Durch die heutigen Informations- und Kommunikationstechniken gewinnt Telearbeit zunehmend an Bedeutung. Telearbeit ermöglicht die Auslagerung bestimmter Tätigkeiten aus dem Betrieb. Insbesondere Tätigkeiten mit hohem Anteil an Büroarbeit (Schreibkräfte, Sachbearbeiter, Redakteure, Programmierer, Designer und so weiter) können dadurch dezentral als Telearbeit erledigt werden. Zur Ausstattung eines Telearbeitsplatzes gehören:

  • ein PC (Hardware), der je nach Erfordernis ausgestattet ist
  • der Zugang zu einem Telekommunikationsnetz
  • die entsprechende Software (Textverarbeitung, Tabellenkalkulation, Grafik und so weiter)

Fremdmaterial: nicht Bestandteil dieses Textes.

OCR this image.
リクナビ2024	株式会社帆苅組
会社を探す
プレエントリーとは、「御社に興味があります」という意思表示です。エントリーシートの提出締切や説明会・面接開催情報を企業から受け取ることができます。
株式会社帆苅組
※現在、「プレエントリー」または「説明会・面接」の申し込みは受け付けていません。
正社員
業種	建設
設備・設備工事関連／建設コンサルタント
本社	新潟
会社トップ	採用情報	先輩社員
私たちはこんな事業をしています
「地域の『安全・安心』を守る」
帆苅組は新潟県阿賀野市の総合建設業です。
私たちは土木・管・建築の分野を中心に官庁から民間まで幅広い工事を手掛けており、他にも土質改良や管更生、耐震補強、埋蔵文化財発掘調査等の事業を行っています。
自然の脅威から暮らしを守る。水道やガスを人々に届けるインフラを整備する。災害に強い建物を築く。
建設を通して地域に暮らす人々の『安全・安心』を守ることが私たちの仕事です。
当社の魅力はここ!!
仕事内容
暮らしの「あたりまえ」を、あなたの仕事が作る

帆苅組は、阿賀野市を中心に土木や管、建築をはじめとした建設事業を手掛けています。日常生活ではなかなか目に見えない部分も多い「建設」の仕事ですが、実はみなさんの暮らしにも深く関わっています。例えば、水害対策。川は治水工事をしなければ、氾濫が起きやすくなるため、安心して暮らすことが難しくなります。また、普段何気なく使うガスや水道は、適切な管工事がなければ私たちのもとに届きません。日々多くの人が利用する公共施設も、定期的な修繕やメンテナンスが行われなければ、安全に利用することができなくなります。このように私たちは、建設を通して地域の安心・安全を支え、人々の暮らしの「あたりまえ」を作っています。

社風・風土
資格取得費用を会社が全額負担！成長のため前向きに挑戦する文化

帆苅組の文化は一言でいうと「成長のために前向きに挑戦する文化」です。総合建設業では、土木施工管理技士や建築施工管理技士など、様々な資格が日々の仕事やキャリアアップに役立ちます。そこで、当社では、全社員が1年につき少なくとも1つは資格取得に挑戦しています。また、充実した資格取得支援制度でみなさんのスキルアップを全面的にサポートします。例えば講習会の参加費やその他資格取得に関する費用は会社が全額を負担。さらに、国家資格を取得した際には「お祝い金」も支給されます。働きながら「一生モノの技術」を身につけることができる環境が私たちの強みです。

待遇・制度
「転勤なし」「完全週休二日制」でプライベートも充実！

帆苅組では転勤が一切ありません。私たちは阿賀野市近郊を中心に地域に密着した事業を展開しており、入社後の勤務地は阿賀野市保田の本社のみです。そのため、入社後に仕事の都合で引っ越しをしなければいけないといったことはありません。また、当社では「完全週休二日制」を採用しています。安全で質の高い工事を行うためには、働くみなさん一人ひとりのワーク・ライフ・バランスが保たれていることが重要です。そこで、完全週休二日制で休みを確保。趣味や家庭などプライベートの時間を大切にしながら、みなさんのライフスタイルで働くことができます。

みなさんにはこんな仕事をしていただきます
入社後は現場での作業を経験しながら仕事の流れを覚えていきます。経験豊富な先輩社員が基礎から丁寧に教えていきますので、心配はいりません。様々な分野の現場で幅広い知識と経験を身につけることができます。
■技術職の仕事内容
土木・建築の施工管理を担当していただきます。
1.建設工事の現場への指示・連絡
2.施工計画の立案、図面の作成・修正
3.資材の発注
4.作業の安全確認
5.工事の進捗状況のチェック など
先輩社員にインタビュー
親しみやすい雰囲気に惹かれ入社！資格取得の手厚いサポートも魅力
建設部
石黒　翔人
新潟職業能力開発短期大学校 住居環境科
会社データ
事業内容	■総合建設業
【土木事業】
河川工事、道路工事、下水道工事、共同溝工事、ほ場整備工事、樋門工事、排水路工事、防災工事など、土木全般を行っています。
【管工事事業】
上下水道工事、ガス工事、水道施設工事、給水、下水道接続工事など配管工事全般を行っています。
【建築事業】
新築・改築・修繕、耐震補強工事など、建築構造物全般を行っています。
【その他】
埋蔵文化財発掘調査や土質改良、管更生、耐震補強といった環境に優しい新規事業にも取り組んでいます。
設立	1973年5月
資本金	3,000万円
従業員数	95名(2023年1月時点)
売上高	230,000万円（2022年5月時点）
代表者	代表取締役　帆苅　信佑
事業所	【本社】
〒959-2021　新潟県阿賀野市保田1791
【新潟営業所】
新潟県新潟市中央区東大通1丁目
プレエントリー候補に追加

Die erwarteten Vorteile von Telearbeit für den Betrieb sind Flexibilitätsgewinne sowie die Einsparung von Kosten für Gebäude und Büroausstattung; der Mitarbeiter spart den Weg zum Arbeitsplatz, kann seine Arbeitszeit flexibler einteilen und dadurch Familie und Beruf besser in Einklang bringen. Bewährt haben sich auch alternierende Beschäftigungsformen, zum Beispiel eine Verbindung von Telearbeit mit einer Präsenzpflicht im Betrieb (von zum Beispiel 2 Arbeitstagen pro Woche). Dies ermöglicht die persönliche Abstimmung der Arbeiten im Betrieb und beugt zugleich einer sozialen Isolation vor.